Johnson told reporters the plan to set up a new center at the former RAF base in North Yorkshire was key to implementing the government’s deal with Rwanda and stopping the death of refugees in the Channel .
“You can’t do economic partnership and immigration in Rwanda unless you have an arrangement like this, a reception center somewhere,” he said.
But other conservatives, even those who support the Rwandan plan, were horrified. Kevin Hollinrake, the MP for Thirsk and Malton who represents Linton-on-Ouse, told LBC in May that the announcement was made solely on the basis of the availability of the RAF site at the time the announcement was due to be made “to coincide with the announcement of the Rwandan policy”. ”.
Ten weeks later, no asylum seekers have yet been sent to Rwanda and the policy will be up for judicial review in the fall.
Interior Ministry sources say officials should look for a Greek-style reception center for asylum seekers. Ben Wallace, the Defense Secretary, raised the possibility that four other unused MoD properties could still be used when announcing the Linton plan.
Ministers ignored criticism from organizations such as the World Health Organization, which claimed that immigration detention centers breach international law. But so far, the successfully implemented parts of the government’s “new plan for immigration” are not making headlines.
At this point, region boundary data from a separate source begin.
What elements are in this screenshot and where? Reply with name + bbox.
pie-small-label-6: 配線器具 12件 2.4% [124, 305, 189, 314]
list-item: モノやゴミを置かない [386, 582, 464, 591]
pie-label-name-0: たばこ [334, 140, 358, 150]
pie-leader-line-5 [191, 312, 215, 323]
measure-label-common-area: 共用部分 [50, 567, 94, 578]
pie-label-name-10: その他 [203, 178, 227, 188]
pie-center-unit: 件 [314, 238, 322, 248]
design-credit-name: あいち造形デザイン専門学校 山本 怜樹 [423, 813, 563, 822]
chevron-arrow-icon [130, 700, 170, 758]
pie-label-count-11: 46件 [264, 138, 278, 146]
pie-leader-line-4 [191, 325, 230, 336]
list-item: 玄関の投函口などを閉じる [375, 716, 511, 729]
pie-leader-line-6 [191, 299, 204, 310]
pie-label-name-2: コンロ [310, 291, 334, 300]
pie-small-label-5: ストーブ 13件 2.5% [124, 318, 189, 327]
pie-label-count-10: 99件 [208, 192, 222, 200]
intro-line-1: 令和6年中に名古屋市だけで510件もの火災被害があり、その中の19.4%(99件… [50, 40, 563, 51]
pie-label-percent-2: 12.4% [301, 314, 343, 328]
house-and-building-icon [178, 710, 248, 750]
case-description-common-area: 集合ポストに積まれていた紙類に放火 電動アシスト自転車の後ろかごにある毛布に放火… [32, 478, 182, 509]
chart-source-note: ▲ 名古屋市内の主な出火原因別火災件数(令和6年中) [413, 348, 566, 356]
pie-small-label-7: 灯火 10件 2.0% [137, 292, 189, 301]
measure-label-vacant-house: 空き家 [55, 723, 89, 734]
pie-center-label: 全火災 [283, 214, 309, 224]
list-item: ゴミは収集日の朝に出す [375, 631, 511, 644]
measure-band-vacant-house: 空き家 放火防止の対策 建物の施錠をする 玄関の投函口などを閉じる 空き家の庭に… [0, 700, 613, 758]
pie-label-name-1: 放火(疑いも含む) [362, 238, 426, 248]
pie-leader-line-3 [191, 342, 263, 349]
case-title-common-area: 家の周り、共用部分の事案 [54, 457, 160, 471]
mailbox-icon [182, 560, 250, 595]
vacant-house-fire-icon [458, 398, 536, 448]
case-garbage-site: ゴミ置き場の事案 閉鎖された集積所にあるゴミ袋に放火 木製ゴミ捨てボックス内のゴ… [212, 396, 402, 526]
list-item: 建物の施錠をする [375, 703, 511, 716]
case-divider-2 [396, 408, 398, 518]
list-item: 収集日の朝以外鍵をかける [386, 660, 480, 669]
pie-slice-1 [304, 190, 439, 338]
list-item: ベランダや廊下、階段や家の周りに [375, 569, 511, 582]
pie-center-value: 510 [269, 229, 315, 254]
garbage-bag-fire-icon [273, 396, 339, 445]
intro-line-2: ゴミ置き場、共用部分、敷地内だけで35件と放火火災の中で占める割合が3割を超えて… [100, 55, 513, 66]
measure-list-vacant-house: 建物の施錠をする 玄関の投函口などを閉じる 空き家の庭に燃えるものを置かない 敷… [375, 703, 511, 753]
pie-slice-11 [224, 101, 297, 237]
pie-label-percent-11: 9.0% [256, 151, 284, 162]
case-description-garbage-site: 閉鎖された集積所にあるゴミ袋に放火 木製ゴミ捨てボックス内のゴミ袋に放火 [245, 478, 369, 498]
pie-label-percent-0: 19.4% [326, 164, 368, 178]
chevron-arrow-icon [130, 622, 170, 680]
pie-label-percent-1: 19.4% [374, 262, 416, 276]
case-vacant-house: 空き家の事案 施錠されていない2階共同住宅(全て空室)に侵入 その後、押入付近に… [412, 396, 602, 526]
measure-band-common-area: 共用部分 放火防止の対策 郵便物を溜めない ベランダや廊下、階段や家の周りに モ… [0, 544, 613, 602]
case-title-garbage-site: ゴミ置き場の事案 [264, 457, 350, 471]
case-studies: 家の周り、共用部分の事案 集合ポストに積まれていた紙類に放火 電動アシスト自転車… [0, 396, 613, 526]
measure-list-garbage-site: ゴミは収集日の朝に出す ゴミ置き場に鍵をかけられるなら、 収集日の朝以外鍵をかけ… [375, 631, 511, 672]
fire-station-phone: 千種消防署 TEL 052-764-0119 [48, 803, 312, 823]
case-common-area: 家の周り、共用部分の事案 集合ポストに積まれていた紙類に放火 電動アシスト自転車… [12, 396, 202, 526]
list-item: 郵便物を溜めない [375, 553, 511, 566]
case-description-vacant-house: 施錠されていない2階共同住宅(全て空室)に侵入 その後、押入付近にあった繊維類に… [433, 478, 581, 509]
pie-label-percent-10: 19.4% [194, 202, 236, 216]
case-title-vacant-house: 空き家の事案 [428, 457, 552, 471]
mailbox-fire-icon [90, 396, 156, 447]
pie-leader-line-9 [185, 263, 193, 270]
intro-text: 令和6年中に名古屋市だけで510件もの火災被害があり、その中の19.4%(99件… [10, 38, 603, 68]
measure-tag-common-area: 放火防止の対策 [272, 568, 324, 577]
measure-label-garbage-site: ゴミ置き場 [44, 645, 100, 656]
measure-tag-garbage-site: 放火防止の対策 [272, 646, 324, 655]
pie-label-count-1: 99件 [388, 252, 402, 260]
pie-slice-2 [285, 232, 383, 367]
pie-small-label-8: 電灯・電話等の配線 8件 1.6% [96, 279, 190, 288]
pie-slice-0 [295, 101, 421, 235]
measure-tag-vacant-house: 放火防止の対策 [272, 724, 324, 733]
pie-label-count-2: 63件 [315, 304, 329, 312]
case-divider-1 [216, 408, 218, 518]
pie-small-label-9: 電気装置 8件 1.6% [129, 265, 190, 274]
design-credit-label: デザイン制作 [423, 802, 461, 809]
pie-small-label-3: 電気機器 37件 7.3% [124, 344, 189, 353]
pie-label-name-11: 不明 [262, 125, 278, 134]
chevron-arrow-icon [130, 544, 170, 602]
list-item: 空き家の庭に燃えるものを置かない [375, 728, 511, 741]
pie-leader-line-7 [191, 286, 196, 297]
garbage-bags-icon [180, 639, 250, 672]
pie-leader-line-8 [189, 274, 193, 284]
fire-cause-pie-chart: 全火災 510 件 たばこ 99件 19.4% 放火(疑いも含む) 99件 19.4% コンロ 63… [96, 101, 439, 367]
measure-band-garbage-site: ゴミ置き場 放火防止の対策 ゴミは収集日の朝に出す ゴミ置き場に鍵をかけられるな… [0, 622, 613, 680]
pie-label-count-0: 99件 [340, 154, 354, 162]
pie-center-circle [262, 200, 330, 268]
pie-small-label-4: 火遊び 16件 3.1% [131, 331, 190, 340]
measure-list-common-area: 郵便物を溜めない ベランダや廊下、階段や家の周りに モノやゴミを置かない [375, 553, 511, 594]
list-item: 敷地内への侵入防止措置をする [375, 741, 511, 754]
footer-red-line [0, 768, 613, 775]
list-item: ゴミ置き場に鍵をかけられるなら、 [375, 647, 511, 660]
Authorities have introduced a new case-handling system which redefines the treatment of people arriving in the UK between those who arrive by a “safe and legal route” and those who do not.
But whether Patel can withstand another failed immigration ad is another matter.
She faced a barrage of criticism in March over her department’s handling of the Ukraine crisis. His former right-wing allies in the Conservative Party are growing increasingly infuriated by promised initiatives – such as turning back migrant boats across the Channel to France – which have never materialized.